さてちょっと前のことですが、元厚労省幹部で、今は大学教授、そして厚労省の審議会委員を務める方が、ある製薬業界の集まりで講演しました。テーマは「ヘルスケア産業の未来」で、種々、問題提起はありましたが、期待していた具体案の提示はありませんでした。
ただ、気になったのは「OECD統計を元に日本の医療費水準はもはや低くない(高くなった)といわれるが実はそうでもない」と話された点です。
同氏の言説から、その理由をわたくしなりに解釈すると、こうです。
日本は高齢化が進んでいる。高齢化が進めば医療費は上がるのが当たり前。
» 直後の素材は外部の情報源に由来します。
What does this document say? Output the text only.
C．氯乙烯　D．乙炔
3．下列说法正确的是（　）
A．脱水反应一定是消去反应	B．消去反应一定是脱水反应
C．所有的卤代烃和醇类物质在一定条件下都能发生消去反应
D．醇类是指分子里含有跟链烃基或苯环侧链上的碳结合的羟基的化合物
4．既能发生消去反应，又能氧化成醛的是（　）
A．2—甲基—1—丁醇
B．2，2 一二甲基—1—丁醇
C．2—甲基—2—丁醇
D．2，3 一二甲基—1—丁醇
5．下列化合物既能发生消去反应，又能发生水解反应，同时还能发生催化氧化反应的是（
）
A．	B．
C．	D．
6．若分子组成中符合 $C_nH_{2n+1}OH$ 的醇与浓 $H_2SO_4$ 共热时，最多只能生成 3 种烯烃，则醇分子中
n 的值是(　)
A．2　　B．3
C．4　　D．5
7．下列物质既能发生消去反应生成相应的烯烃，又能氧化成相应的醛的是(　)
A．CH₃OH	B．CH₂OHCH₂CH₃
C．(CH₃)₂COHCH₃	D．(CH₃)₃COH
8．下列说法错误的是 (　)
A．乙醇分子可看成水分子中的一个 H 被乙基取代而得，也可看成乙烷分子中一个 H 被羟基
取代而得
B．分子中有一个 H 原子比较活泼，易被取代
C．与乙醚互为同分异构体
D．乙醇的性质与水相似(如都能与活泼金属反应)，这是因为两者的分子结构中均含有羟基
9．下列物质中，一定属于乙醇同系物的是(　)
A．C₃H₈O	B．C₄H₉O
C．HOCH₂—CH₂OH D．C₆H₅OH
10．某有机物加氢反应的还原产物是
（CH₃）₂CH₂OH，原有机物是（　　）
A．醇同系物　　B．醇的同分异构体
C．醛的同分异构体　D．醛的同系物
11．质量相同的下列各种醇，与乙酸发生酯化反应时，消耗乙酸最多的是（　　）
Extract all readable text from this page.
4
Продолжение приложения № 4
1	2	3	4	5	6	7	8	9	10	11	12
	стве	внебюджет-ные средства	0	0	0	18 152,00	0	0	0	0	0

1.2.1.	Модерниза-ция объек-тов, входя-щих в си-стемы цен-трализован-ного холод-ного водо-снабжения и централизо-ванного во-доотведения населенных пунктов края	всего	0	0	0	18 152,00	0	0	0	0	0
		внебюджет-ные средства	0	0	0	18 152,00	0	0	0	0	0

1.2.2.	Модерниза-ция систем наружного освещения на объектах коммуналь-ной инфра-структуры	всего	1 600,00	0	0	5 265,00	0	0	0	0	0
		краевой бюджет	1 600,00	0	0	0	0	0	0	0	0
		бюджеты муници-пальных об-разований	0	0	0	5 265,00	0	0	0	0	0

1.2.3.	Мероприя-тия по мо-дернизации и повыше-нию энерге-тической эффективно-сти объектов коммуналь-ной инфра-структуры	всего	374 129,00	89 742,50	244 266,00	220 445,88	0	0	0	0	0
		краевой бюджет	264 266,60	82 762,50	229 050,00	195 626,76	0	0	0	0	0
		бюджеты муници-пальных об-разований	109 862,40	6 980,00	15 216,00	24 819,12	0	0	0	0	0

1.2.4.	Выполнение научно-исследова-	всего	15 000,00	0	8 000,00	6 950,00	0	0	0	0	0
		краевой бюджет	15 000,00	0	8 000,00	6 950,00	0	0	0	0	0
高齢化の影響を除外すれば、医療費水準は今示されている数値より下がる。また、OECD統計の基準が変わり、長期ケアの支出を医療費に含めることになった。それに伴い介護保険で見ている長期ケアの費用も医療費に含めるようになり、それで日本の医療費水準はOECD統計数値上、上がった。しかし統計の基準が変わらなければ、日本の医療費水準は上がっていない。したがって、日本の医療費水準はとくに上がっていないし、現在でも高くないーーーと。。。。
まあ、そういう「見方」「言い方」もできるんだろうなあと素直に納得しました。が、同時に、かりにそうだとして、それがどうしたの?医療費は、このままでいいの????と疑問も湧きました。
そもそも厚労省は、もう何十年も前から日本で高齢化がどのくらい進むかを予想していました。また、医療保険とは別に、介護保険という別の公的保険制度創設し、介護的要素の強い長期ケアを、医療の世界から、介護の世界に移し替えました。その結果が今の姿なのです。
日本の医療保険、社会保障制度の持続的運用を考えるときに、高齢化と長期ケアの現状を無視することはできない。いまさら高齢者の影響を抜いたら。。。とか。長期ケアを含めないなら。。。とか。言っても、それは詭弁にしかならんのではないかと。そう思いました。
元厚労省幹部が講演で何を言いたかったのか。今一つよくわかりませんでした。最後に医療DXの話をしたので、「DXが進めばめんどくさい議論をしたり、めんどくさい政策を打たなくてもすべて解決する」と。そう言いたかったのかなあと。。。。期待していただけに消化不良で残念に思いました。ご接見の機会があれば、是非、ご教示いただきたいです。
写真は国会議事堂前で。。参院選ももうすぐです。ということで今回はこの辺で。皆様、素敵な一週間をお過ごしください。